Some Mac users have shown interest in running Windows on Apple's "superior hardware," now that we use Intel processors, Philip Schiller, Apple's senior vice president of worldwide product marketing, said in a statement Wednesday. "We think Boot Camp makes the Mac even more appealing to Windows users considering making the switch," he added.
The software will be included in the upcoming Mac OS X 10.5, known as "Leopard." It can also be downloaded separately here. Apple will also discuss Boot Camp in August at its Worldwide Developers Conference, the company said.
Windows on a Mac--what's that all about?
Using Apple's new "Boot Camp" software, you can now install Windows XP alongside the Apple Mac OS X operating system.
How does that work?
Boot Camp creates a separate place on the hard drive, called a partition, for the Windows installation. This is done without moving any of the Mac files. Boot Camp also burns a CD with Windows drivers so the Microsoft operating system can work with the Apple hardware.
How does it run?
After installing Windows XP on the Mac, you can use the "Startup Disk" control panel in Windows or Mac OS X to set which operating system the computer should run when it boots up.
Alternately, holding down the "option" key at startup will display a menu that lets you pick an operating system.
Is this the same as a virtual machine?
No, Boot Camp allows you to run Windows XP natively. That means it runs on the Mac just as it would run on a computer from any other PC maker, such as Dell or Gateway.
What do I need?
In short, you need the latest of everything. You can only run Windows on the newest Intel-based Macs with the most recent firmware, or lower-level software, installed. It must also be loaded with Mac OS X 10.4.6, released earlier this week.
Your Mac will need a built-in keyboard or a USB keyboard, as well as a built-in track pad or USB mouse. It requires 10 gigabytes of free space on your main hard-disk drive. You also have to own or buy a CD with a full version of Windows XP Home Edition or Professional with Service Pack 2--that's the latest version of Windows.
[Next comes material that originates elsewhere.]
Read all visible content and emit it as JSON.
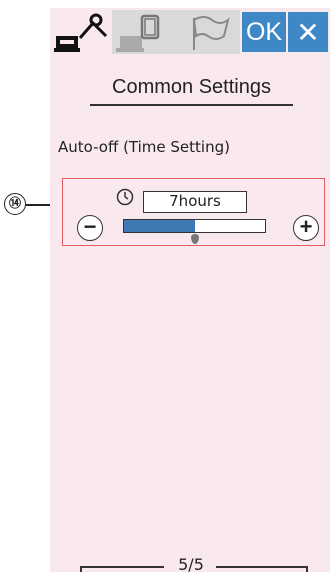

What versions of Windows can I run on my Mac?
Windows XP with Service Pack 2. It is not possible to install an earlier version of Windows and upgrade it to XP, nor load an earlier version of XP and update it with SP2. You also cannot use Windows XP Media Center Edition.
In addition, it has to be the full version of Windows XP with SP2, not a cheaper upgrade. Amazon.com sells full XP Home Edition for $194.99, and Professional is listed at $284.99.
Will the upcoming Windows Vista work on my Mac?
Apple is sending mixed messages about that, and it declined to provide a yes or no answer on Wednesday.
Before Apple went public about Boot Camp, one of its developers said at an Intel conference that Macs probably wouldn't be able to run Vista. The obstacle, he said, was the different ways the two operating systems have of booting up.
But in its online documentation for Boot Camp, Apple hints that Vista will be supported: "Macs use an ultra-modern industry standard technology called EFI (Extensible Firmware Interface) to handle booting. Sadly, Windows XP, and even the upcoming Vista, are stuck in the 1980s with old-fashioned BIOS. But with Boot Camp, the Mac can operate smoothly in both centuries."
Will Apple provide a copy of Windows XP?
No. Apple does not sell Windows, and Boot Camp does not include XP.
Will my Mac hardware work in Windows?
Not all of it. Even after installing the drivers from the CD created by Boot Camp, some devices will not function correctly with Windows. These include the Apple Remote Control, Bluetooth Apple Wireless keyboard and mouse, Apple USB Modem, MacBook Pro's sudden motion sensor, MacBook Pro's ambient light sensor, and the built-in iSight camera.